Abdülhak Hamid Tarhan

Tarhan, köklü bir ulema ailesine doğmuş, hayatının her döneminde yüksek mevkilerde bulunmuş şanslı bir adamdı. Dünyanın birçok yerini gördü. Döneminin önemli sanatçılarından biri oldu. Tanzimat, Birinci - İkinci Meşrutiyet ve Cumhuriyet Dönemlerini yaşayarak gözlemleyen Tarhan, bu dönemlerin edebiyatlarına da dahil oldu. İlk kez Süleyman Nazif’in kendisine kullandığı Şair-i Azam (Büyük Şair), Tarhan’ın anıldığı sıfatı oldu.

Tarhan, aynı zamanda bir diplomattı ve hem Doğu, hem de Batı ülkelerinde bulunmuş, gözlemlerinde kıyaslama yapabilmişti. Bu durum onun edebiyatına da katkısını esirgemedi. Tarhan, böylece Türk Şiirine, Batı’dan yeni konular getirmiş, oyunlarından esinlenerek yazdığı oyunlarla da, Türk Tiyatrosuna yeni bir bakış açısı olan felsefi düşünceyi kazandırmıştı…

Büyük Şair Tarhan, 2 Ocak 1852’de “Merhaba!” dediği bu hayata, 12 Nisan 3937’de veda etti. Ölümünün 82. Yılında onu hayatından kesitler ve ölümsüz eseri Makber’i hatırlayarak anıyoruz…

Abdülhak Hamid Tarhan ve ölümsüz eseri Makber’in hikayesi

MAKBER’İN HÜZÜNLÜ HİKAYESİ

Makber, Tarhan ve ilk eşi Fatma Hanım’ın hikayesi aslında. Fatma Hanım henüz 13’ünde. Tarhan ise, evlenmek istemeyen, kimseleri beğenmeyen bir genç adam…

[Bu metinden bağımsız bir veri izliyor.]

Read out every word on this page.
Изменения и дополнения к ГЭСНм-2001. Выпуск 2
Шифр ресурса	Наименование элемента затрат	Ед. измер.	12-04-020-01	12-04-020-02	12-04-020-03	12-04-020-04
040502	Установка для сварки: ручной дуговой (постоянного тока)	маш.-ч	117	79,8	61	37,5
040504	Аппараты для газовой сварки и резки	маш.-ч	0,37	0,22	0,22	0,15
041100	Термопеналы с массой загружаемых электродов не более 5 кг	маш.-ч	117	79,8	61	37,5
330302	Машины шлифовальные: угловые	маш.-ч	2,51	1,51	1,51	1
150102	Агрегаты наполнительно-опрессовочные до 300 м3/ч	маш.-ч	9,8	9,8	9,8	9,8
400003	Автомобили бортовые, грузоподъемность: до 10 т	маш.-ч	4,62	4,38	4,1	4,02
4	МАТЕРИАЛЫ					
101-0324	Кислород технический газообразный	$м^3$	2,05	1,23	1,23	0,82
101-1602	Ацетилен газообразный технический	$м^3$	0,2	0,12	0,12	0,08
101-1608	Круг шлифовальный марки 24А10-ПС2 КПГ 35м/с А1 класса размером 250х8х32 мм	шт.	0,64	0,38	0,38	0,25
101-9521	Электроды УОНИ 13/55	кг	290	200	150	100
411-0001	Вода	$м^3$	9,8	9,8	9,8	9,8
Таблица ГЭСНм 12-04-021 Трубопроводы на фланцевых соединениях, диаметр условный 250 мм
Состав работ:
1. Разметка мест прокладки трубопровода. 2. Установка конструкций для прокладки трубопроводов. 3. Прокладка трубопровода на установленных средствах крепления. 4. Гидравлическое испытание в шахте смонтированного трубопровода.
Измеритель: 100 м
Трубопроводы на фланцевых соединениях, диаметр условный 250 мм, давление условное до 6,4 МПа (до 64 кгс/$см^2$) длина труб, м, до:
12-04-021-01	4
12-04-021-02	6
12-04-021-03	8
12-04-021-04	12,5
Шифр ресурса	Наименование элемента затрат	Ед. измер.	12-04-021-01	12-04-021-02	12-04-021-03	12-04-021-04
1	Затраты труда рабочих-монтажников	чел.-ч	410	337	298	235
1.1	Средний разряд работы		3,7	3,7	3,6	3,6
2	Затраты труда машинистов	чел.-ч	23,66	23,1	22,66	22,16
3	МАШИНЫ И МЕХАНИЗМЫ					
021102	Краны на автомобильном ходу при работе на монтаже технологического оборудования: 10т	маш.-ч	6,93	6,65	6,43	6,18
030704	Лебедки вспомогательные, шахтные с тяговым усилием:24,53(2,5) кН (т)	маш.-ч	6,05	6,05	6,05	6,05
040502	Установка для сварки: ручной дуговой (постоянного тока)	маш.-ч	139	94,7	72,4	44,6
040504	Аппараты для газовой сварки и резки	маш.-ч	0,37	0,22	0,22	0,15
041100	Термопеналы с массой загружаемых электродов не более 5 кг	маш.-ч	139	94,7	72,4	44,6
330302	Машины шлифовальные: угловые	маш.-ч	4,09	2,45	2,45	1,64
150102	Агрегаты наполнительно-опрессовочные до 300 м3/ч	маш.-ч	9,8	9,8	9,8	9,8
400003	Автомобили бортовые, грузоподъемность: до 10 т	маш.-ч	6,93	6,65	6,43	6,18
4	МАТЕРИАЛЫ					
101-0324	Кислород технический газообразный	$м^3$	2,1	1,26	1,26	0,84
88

Mutluluğu Fatma Hanım ile bulmuş; ama bir yandan kaybetme korkusu ile de o zaman tanışmıştı. Edirne’de, Nasuhi Bey’in konağında evlendiler. Tarhan, biricik karısını kaybetmekten öylesine korkuyordu ki! Hatta anılarında şu cümlelerle anlatıyordu bu kaygısını: “Beraber gezerken düşecek diye tutacak oluyordum. Uyurken bir akşam uyanmayacak, ölecek gibi duruyordu. Güldüğü zaman güzelliğini uçacak sanıyordum.”

Kim bilir, belki de Tarhan, sonunda olacakları önce kalbiyle hissetmişti. Ya da çok sevince böyle bir korku, herkesin heybesini dolduruyordu…

Abdülhak Hamid Tarhan ve ölümsüz eseri Makber’in hikayesi

Bu evlilik, onlara Hüseyin ve Hamide adını verdikleri iki çocuk getirmişti. Bir zaman sonra Paris Sefareti Katipliği göreviyle Paris’e gitmesi gerekti. Bu Paris’e ikinci gidişiydi. Onun için bulunmaz bir fırsat olsa da, karısı ve ikinci çocuğunu İstanbul’da kalmalıydı.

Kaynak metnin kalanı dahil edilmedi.